Fatal Shootings by Police Since 2015

Introduction

In these past few years, there have been so many news stories about shootings by a police officer, and I wanted to know if the news has been reporting only certain cases. I also wanted to see if there were patterns or common factors in the shooting cases. For example where are they occurring more often, what race have a higher rate of shooting cases, if the victim was armed and what factors may have lead the victims to be killed.

Solution overview: To figure out what was common I am going to be using R to perform the data analysis and visualization to find and display the data and see what patterns emerge from it. For some of the section I will use charts and others I will be mapping out densities on a map of the US. Then at the end I will see what I can conclude from the visualizations.

Packages Required

The packages required will help manipulate the data properly and provide me with functions for visualization and mapping.

library(tidyverse)   #helps with data visualization, tidying and more
library(tibble)      #storing data as a tibble which is easier to control
library(kableExtra)  #table creating
library(formattable) #table manipulation
library(ggplot2)     #plotting and mapping
library(DT)          #previewing data tables
library(dplyr)       #data manipulation
library(plotly)      #interactive charts
library(ggrepel)     #prevents labels overlapping
library(usmap)       #mapping tools

Data Preparation

I used the data set from Github that was posted by The Washington Post and it shows every fatal shooting from 2015 from a on duty police officer, the data set is constantly updated with more cases. At this time, the data set provides information on just under 7,000 victims. It contains their names, date, the age, location and more. There are a lot of cases that have missing data and I will sort them out in the preparation section.

#loading the data
raw_data <- read.csv("fatal-police-shootings-data.csv")

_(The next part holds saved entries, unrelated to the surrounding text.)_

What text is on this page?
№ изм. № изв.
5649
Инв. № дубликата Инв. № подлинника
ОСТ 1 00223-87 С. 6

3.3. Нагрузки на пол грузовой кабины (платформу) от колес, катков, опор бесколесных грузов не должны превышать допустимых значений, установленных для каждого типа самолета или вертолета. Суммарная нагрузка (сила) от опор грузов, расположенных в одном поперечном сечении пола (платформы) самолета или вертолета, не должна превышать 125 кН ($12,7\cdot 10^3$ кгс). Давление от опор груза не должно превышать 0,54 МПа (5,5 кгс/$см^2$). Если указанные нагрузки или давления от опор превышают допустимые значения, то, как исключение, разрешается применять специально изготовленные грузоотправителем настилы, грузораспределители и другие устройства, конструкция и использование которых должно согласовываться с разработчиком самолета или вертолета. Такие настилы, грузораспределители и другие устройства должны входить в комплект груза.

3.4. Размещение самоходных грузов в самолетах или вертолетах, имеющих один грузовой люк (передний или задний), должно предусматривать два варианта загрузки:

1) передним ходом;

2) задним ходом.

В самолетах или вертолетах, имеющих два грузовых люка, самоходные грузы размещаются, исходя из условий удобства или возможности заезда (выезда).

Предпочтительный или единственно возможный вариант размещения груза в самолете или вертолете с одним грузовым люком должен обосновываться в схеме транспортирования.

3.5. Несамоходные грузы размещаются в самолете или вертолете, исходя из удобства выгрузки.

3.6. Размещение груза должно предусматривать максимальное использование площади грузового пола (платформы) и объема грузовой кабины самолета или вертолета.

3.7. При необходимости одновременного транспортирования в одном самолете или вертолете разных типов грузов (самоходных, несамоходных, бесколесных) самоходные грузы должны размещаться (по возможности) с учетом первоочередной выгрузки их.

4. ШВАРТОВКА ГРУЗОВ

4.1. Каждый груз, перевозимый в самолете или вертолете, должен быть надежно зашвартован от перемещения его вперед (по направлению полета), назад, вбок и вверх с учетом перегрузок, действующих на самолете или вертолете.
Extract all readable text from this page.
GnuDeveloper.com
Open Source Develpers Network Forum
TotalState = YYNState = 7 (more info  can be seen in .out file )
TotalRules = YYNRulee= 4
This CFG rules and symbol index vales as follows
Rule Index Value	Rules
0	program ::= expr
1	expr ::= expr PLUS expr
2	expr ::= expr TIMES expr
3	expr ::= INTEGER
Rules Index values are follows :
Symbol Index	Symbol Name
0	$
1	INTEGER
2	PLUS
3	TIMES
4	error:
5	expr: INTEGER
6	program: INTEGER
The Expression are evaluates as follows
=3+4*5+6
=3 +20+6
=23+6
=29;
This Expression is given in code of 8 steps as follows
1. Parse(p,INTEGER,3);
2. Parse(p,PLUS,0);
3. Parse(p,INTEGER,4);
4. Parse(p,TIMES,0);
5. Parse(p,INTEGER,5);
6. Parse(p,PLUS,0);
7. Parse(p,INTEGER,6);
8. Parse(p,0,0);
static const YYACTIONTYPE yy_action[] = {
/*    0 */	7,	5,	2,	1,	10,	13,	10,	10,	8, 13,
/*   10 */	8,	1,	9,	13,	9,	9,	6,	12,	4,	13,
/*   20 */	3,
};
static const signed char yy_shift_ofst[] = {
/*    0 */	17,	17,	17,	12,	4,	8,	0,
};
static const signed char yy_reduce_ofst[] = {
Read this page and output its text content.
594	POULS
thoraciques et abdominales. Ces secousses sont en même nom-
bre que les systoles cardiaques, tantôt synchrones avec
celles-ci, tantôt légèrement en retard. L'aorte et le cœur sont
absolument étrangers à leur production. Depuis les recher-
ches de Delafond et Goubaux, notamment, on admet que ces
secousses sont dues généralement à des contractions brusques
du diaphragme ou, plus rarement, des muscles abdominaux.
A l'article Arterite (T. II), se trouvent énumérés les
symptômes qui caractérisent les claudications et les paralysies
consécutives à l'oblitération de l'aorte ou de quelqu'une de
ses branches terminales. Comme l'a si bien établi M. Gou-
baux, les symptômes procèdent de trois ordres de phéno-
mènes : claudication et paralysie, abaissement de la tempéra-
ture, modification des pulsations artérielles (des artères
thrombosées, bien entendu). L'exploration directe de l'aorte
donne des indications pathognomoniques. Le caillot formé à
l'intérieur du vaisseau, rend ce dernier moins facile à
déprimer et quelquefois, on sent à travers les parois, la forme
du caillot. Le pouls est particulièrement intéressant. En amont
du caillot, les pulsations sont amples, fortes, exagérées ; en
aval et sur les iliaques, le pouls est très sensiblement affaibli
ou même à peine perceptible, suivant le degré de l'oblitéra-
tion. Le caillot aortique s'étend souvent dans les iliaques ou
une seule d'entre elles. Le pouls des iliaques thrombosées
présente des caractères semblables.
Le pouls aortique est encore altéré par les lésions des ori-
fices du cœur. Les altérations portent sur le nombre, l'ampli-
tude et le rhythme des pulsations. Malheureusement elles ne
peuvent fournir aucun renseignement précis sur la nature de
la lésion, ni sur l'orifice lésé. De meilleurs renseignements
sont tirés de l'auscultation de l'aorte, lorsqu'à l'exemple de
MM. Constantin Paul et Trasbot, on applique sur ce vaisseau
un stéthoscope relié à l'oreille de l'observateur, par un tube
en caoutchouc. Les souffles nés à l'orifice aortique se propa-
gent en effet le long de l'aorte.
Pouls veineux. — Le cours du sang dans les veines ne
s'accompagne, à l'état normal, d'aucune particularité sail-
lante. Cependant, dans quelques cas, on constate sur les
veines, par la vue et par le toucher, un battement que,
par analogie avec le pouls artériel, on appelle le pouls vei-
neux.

#storing the data as a tibble
raw_tib <- as_tibble(raw_data)

Now that the data has been stored we can look at the data

#getting the total cases
nrow(raw_tib)
## [1] 6800
#Getting all the variable names
names(raw_tib)
##  [1] "id"                      "name"                   
##  [3] "date"                    "manner_of_death"        
##  [5] "armed"                   "age"                    
##  [7] "gender"                  "race"                   
##  [9] "city"                    "state"                  
## [11] "signs_of_mental_illness" "threat_level"           
## [13] "flee"                    "body_camera"            
## [15] "longitude"               "latitude"               
## [17] "is_geocoding_exact"

Now that the data has been loaded and the variable names are known, it’s just a matter of cleaning up the data, and picking the variables needed. The variables that I will be choosing are state, race, age, armed, threat_level and flee. I have a brief description of what the variables mean below and will further elaborate on some of them in the later sections.

#removing cases with missing data
raw_tib <- raw_tib %>% na_if("") %>% na.omit

#now select the variables wanted
cleaned <- raw_tib %>% select(c('state', 'race', 'age', 'armed', 'threat_level', 'flee'))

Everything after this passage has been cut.